Mossad budget doubles in last decade to $2.3 billion

MENA

Published: 2018-08-25 19:02

Last Updated: 2024-03-29 06:03


Seven thousand people currently work for the Mossad. (ASHARQ AL-AWSAT)
Seven thousand people currently work for the Mossad. (ASHARQ AL-AWSAT)

The budget of the national intelligence agency of Israel (Mossad) for the year 2018 is a whopping $2.3 billion, Israeli daily Haaretz revealed in an in-depth article on Friday.

The paper said that 7,000 people currently work for the Mossad, making it the second largest espionage agency in the West, after the Central Intelligence Agency (CIA).

Last year, the agency dedicated $2.1 billion to its annual budget, while it was just $1.3 billion in 2008. In 2019, Mossad’s budget is set to reach $2.7 billion, meaning it would have doubled in the past decade.
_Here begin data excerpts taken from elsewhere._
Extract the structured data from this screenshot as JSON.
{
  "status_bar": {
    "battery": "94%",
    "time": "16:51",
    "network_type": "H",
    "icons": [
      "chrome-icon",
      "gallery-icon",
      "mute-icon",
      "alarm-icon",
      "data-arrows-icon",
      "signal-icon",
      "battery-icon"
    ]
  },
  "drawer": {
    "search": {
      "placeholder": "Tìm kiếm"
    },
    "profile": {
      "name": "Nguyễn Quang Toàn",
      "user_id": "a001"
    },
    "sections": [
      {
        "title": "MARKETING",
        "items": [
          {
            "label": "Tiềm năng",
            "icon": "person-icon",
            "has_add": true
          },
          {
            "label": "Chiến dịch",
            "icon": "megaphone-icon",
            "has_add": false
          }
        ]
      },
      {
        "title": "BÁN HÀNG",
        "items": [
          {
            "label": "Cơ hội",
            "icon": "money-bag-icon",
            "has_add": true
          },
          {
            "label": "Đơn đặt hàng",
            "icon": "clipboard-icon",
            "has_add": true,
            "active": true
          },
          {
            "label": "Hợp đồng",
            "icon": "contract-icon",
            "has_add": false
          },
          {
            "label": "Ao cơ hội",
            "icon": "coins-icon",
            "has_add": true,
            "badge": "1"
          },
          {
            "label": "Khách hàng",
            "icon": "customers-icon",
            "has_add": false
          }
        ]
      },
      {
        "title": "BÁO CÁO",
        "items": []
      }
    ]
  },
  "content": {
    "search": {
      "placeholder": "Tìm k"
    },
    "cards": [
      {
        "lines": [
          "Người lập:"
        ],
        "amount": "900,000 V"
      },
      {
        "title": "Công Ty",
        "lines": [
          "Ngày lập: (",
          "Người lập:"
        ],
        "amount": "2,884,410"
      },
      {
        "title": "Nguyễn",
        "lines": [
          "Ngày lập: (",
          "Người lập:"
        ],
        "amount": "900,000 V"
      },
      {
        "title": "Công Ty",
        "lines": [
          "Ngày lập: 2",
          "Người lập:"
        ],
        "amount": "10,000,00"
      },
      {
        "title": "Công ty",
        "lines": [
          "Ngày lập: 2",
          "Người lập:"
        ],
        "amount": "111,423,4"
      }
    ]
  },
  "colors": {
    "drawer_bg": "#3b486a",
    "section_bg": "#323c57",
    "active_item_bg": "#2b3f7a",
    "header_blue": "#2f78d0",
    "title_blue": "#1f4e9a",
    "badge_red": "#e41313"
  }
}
Haaretz said that since the Mossad appointed Yosef "Yossi" Meir Cohen - a close friend of Israeli PM Benjamin Netanyahu - as its Director in 2016, the intelligence agency underwent a series of serious changes, and has grown richer and more sophisticated, especially on the technology front.

An anonymous source told Haaretz that “under him (Cohen), the agency has undergone a series of changes: It is enjoying increased government budgets, is employing new methods and is engaging in more operations.”

A security source who is knowledgeable about Israel’s clandestine activities told the paper that “there are many more operations today with greater daring. The Mossad is active in Asia, in Africa.

"The Mossad’s message to the prime minister is that operations can be carried out in every country in the world, at any time. Yossi imbues people with confidence. He’s less authoritative, more buddy-buddy and a gentleman. He relies on people doing what they’re supposed to do. He’s not out to cover his ass.”

Unlike Cohen, his predecessor, Tamir Pardo was much more cautious. A source told Haaretz that Pardo tended to be less adventurous and approved less operations.

“The impression in the operations branch was that he was always afraid that people would be exposed. There was a gloomy atmosphere. Pardo may have been right about caution being needed – all the more so because in the end the responsibility was on his shoulders. But the reality was that he barely approved operations,” the source said.